Review of Race

Race (I) (2016)
10/10
'In those ten second, there's no black or white, only fast or slow.'
18 December 2016
This true story of an American hero is written by Joel Shrapnel and Anna Waterhouse and directed by Stephen Hopkins – a team that has managed to place before the public one of the finer biographies of a sports superstar as well as a powerful statement about racism in this country and abroad on the screen today. It is filled with excellent and sensitive performances in major and minor roles and the fact that it is not being considered for awards seems oddly uninformed.

The title of the film – RACE - is most appropriately chosen as it asks the audience to transpose concepts of sportsmanship to considerations of racial bigotry both of the past and the present. And that works very well indeed. Using the extremes of Nazi Germany extermination of Jews, Blacks, gypsies, gays etc in the name of Aryan supremacy is shudderingly demonstrated, but equally difficult is the manner in which the film places a mirror to America, both in the more blatant era of the 1930s (in schools, restaurants, and African American families) of the hurtful racism that still exists is so important for us to see enacted on the big screen.

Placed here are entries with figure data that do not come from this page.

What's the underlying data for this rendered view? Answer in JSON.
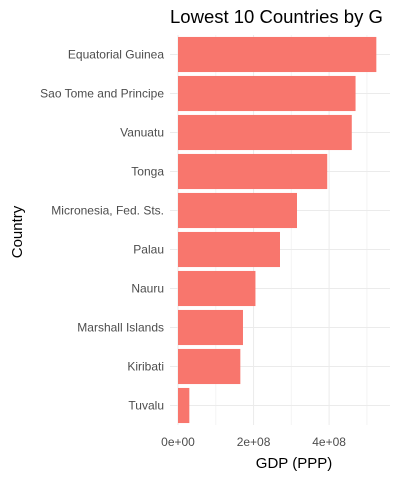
{
  "chart_data": {
    "type": "bar",
    "orientation": "horizontal",
    "title": "Lowest 10 Countries by G",
    "xlabel": "GDP (PPP)",
    "ylabel": "Country",
    "categories": [
      "Equatorial Guinea",
      "Sao Tome and Principe",
      "Vanuatu",
      "Tonga",
      "Micronesia, Fed. Sts.",
      "Palau",
      "Nauru",
      "Marshall Islands",
      "Kiribati",
      "Tuvalu"
    ],
    "values": [
      525000000,
      470000000,
      460000000,
      395000000,
      315000000,
      270000000,
      205000000,
      172000000,
      165000000,
      30000000
    ],
    "xlim": [
      0,
      540000000
    ],
    "xticks": [
      0,
      200000000,
      400000000
    ],
    "xtick_labels": [
      "0e+00",
      "2e+08",
      "4e+08"
    ],
    "grid": true,
    "bar_color": "#F8766D",
    "legend": "none"
  }
}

Briefly, Jesse Owens' quest to become the greatest track and field athlete in history thrusts him onto the world stage of the 1936 Olympics, where he faces off against Adolf Hitler's vision of Aryan supremacy. But more specifically, in the 1930s, Jesse Owens (Stephan James in an Oscar worthy performance) is a young man who is the first in his family to go to college. Going to Ohio State to train under its track and field coach, Larry Snyder (Jason Sudeikis, proving that he is a fine actor in a fine film instead of just another silly goofus as in his usual films), the young African American athlete quickly impresses with his tremendous potential that suggests Olympic material. However, as Owens struggles both with the obligations of his life and the virulent racism against him, the question of whether America would compete at all at the 1936 Olympics in Nazi Germany is being debated vigorously. When the American envoy (Jeremy Irons) finds a compromise persuasive with the Third Reich to avert a boycott, Owens has his own moral struggle about going – not only the race issues but leaving behind his girlfriend (Shannon Banton) and their child. Upon resolving that issue, Owens and his coach travel to Berlin to participate in a competition that would mark Owens as the greatest of America's Olympians even as the German film director, Leni Riefenstahl (Carice van Houten), locks horns with her country's Propaganda Minister, Josef Goebbels (Barnaby Metschurat), to film the politically embarrassing fact for posterity.

There are many significant minor roles portrayed by William Hurt, Eli Goree, Jonathan Higgins, Shamier Anderson, and especially David Kross who plays Carl 'Luz' Long – Jesse's German rival with whom Jesse finds support and understanding in a very moving scene.

There are many reasons to see this film, or better yet town it to share with others. It is an outstanding achievement with a very important message.